Now, a new ingredient has been added to the equation. As of Monday, during weekday lunch hours, Moon Bar’s big, circular bar morphs into a luncheon counter, and a takeout window on Stuart Street opens up. Both serve roast beef sandwiches, lobster rolls, chowder, swordfish souvlaki, and seasonal salads.

The new joint is called Cusser’s Roast Beef and Seafood, and it’s not a pop-up, nor something co-owners Ian Calhoun, Carolyn Johnson, and Vincent Vela (who also head 80 Thoreau in Concord) did on a whim with the warm spring weather.
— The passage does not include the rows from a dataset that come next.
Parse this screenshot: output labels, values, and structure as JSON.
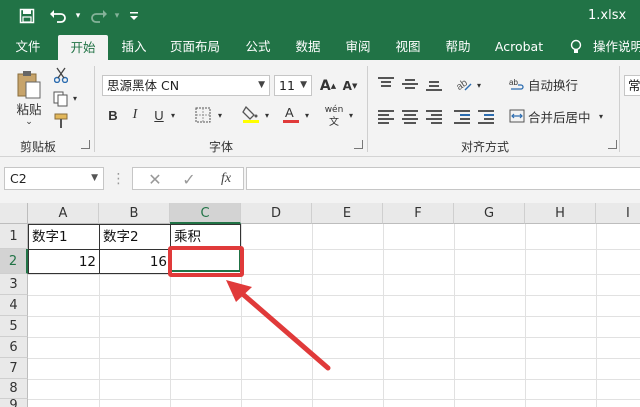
{
  "window": {
    "filename": "1.xlsx"
  },
  "quick_access": {
    "save_icon": "save-icon",
    "undo_icon": "undo-icon",
    "redo_icon": "redo-icon",
    "customize_icon": "customize-icon"
  },
  "tabs": [
    {
      "label": "文件",
      "active": false
    },
    {
      "label": "开始",
      "active": true
    },
    {
      "label": "插入",
      "active": false
    },
    {
      "label": "页面布局",
      "active": false
    },
    {
      "label": "公式",
      "active": false
    },
    {
      "label": "数据",
      "active": false
    },
    {
      "label": "审阅",
      "active": false
    },
    {
      "label": "视图",
      "active": false
    },
    {
      "label": "帮助",
      "active": false
    },
    {
      "label": "Acrobat",
      "active": false
    },
    {
      "label": "操作说明",
      "active": false
    }
  ],
  "ribbon": {
    "clipboard": {
      "paste_label": "粘贴",
      "group_label": "剪贴板"
    },
    "font": {
      "font_name": "思源黑体 CN",
      "font_size": "11",
      "bold": "B",
      "italic": "I",
      "underline": "U",
      "phonetic": "wén",
      "group_label": "字体"
    },
    "alignment": {
      "wrap_text": "自动换行",
      "merge_center": "合并后居中",
      "group_label": "对齐方式"
    },
    "number": {
      "format_partial": "常"
    }
  },
  "formula_bar": {
    "name_box": "C2",
    "fx_label": "fx",
    "formula": ""
  },
  "sheet": {
    "columns": [
      "A",
      "B",
      "C",
      "D",
      "E",
      "F",
      "G",
      "H",
      "I"
    ],
    "selected_column": "C",
    "rows": [
      "1",
      "2",
      "3",
      "4",
      "5",
      "6",
      "7",
      "8",
      "9"
    ],
    "selected_row": "2",
    "cells": {
      "A1": "数字1",
      "B1": "数字2",
      "C1": "乘积",
      "A2": "12",
      "B2": "16",
      "C2": ""
    }
  },
  "colors": {
    "brand": "#217346",
    "highlight": "#e03a3a"
  }
}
“It was always in our original design plans,” said Calhoun after the first lunchtime service Monday. “We wanted to use the winter to plan for using the window efficiently. We did a lot of testing and development. We would have opened it in April, but we were slow and so was the spring. I think this is perfect timing.”
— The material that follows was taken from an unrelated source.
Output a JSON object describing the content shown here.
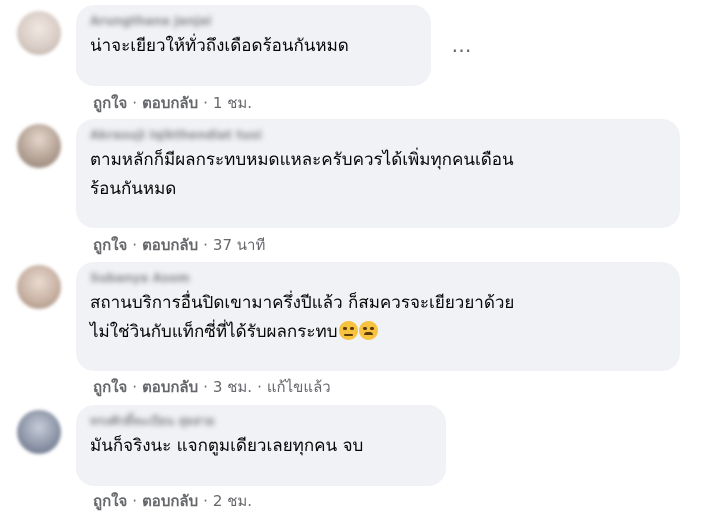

The takeout window is the finishing touch to the Cusser’s concept, which is playfully inspired by North Shore-style casual roast beef and seafood spots. Calhoun said that coming from a fine dining background and not a fast food one meant doing some real legwork.

“In March I worked at my friend’s pop-up delis in Los Angeles,” he said. “We want to get it right.”
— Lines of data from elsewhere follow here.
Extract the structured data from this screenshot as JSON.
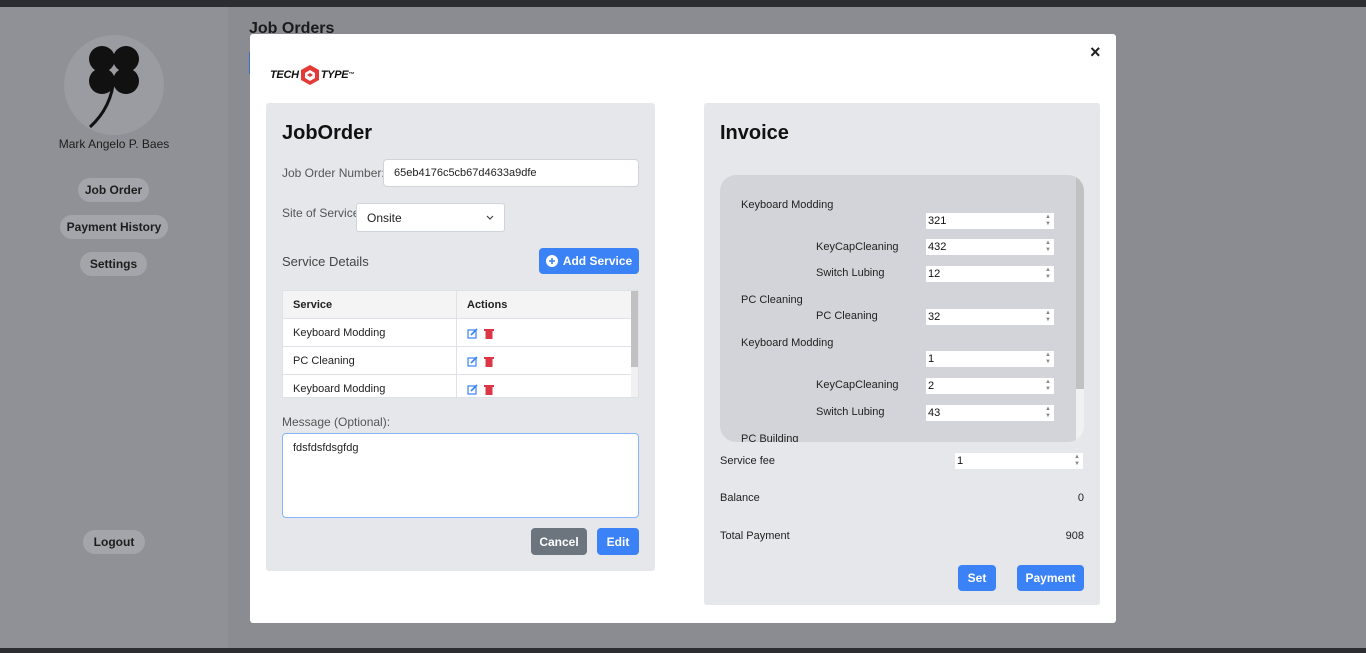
{
  "background": {
    "page_title": "Job Orders",
    "user_name": "Mark Angelo P. Baes",
    "nav": [
      "Job Order",
      "Payment History",
      "Settings"
    ],
    "logout_label": "Logout"
  },
  "modal": {
    "close_glyph": "×",
    "logo": {
      "left": "TECH",
      "right": "TYPE",
      "tm": "™"
    },
    "joborder": {
      "title": "JobOrder",
      "job_number_label": "Job Order Number:",
      "job_number_value": "65eb4176c5cb67d4633a9dfe",
      "site_label": "Site of Service:",
      "site_value": "Onsite",
      "service_details_label": "Service Details",
      "add_service_label": "Add Service",
      "table": {
        "headers": [
          "Service",
          "Actions"
        ],
        "rows": [
          "Keyboard Modding",
          "PC Cleaning",
          "Keyboard Modding"
        ]
      },
      "message_label": "Message (Optional):",
      "message_value": "fdsfdsfdsgfdg",
      "cancel_label": "Cancel",
      "edit_label": "Edit"
    },
    "invoice": {
      "title": "Invoice",
      "items": {
        "g1_name": "Keyboard Modding",
        "g1_qty": "321",
        "g1_sub1_name": "KeyCapCleaning",
        "g1_sub1_qty": "432",
        "g1_sub2_name": "Switch Lubing",
        "g1_sub2_qty": "12",
        "g2_name": "PC Cleaning",
        "g2_sub1_name": "PC Cleaning",
        "g2_sub1_qty": "32",
        "g3_name": "Keyboard Modding",
        "g3_qty": "1",
        "g3_sub1_name": "KeyCapCleaning",
        "g3_sub1_qty": "2",
        "g3_sub2_name": "Switch Lubing",
        "g3_sub2_qty": "43",
        "g4_name": "PC Building"
      },
      "service_fee_label": "Service fee",
      "service_fee_value": "1",
      "balance_label": "Balance",
      "balance_value": "0",
      "total_label": "Total Payment",
      "total_value": "908",
      "set_label": "Set",
      "payment_label": "Payment"
    }
  },
  "colors": {
    "primary": "#3b82f6",
    "danger": "#dc3545",
    "secondary": "#6c757d",
    "panel": "#e6e7ea"
  }
}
Whoopie pies at Cusser’s. —Brian Samuels Photography

While there’s plenty of fish on the lunch menu, the new twist comes courtesy of the roast beef sandwiches, which are served in two styles: a North Shore classic (barbecue sauce, mayo, cheese), and one that emulates 80 Thoreau’s spicy sauced burger (spicy mayo, pickled red onions, and cheddar).

Calhoun said this new direction fits the Mooncusser concept. Mooncussers were 18th-century shipwreckers who worked on land along the New England coast, luring ships onto rocks with fake beacons.

“Roast beef and seafood are rooted in the area that we’re in. But also, a mooncusser is a shipless pirate, so it makes sense he might be eating roast beef,” Calhoun laughed.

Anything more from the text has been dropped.